Locked away in her cell, Sarah had to rely on her senses, particularly hearing, to experience and understand her world. I greatly enjoyed Cadwallader’s descriptions of people’s voices.
Sarah’s first confessor-advisor, was old Father Peter:
His voice, though old and weary, was blue-green behind the black curtain, like the quiet water where the river deepens beyond the mill. Sometimes I didn’t hear the meaning of his words but let them float away, the murmur of flowing water calming me.
Gorgeous, isn’t it? (And this is how I often read “difficult” books – I let the words flow over me, rather than worry at them, and they often make sense, eventually.)
And here is young Father Ranaulf, fairly early in Sarah’s enclosure when she is starting to get into self-destructive behaviours, believing she’s following the advice of a past (now dead) anchoress:
Agnes? Guiding you? What do you mean? His voice had the edge of a plough blade, blunt but cutting.
Father Ranaulf for much of the novel comes across to Sarah as inflexible – because he is – but he starts to shift as people help him understand, empathise with, Sarah and her life. So, here he is later in the novel bringing her some, well, rather subversive papers:
Father Ranaulf’s voice sounds like stone that will not crumble. I have resented it, wanted to shout and scream at it, shake his dry words until they lose their order and their certainty. But that day, the day he brought the pages, his voice had tiny grains in it, specks of sand that shifted as he spoke, as if uncertain where to settle.
Of course, it’s not just the sound of the voices that are important to Sarah, but the words themselves. Well into the novel, Sarah hears the village men talking in the church about the Lord’s plans for using the common land that is critical to their livelihood:
Words were coloured grey and brown and black, with quick touches of red.
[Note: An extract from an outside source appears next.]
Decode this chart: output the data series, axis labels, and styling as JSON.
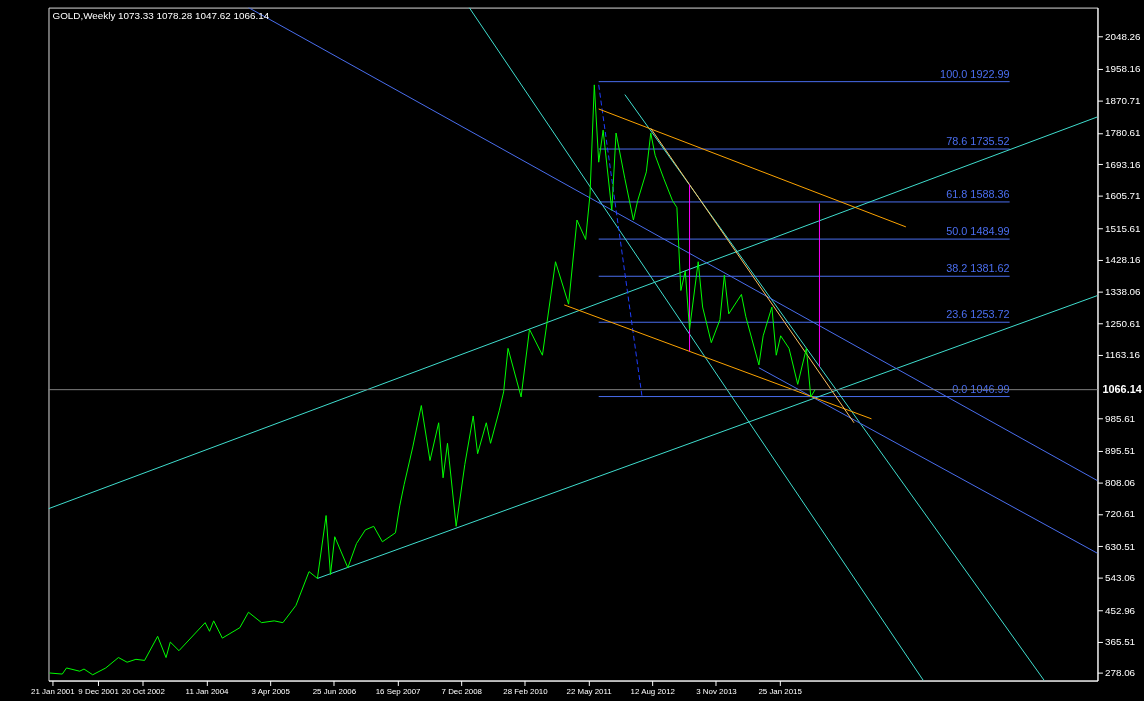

Gradually, I recognised the men’s voices from what their wives had told me about them.
And one last one. It comes when Sarah is starting to realise what the Lord, Thomas, has been up to:
Thomas had returned to Friaston, but his words clung to the stones.
Given the importance of stones in the mediaeval world, the consistency of this imagery works really well to evoke Sarah’s world and her experience of it. It also contributes to our understanding of her character. Similarly, Cadwallader uses birds throughout the novel to convey some of her themes – freedom from body, freedom of the spirit, aspiration and risk. But that’s another story, which I’ll leave for you to discover.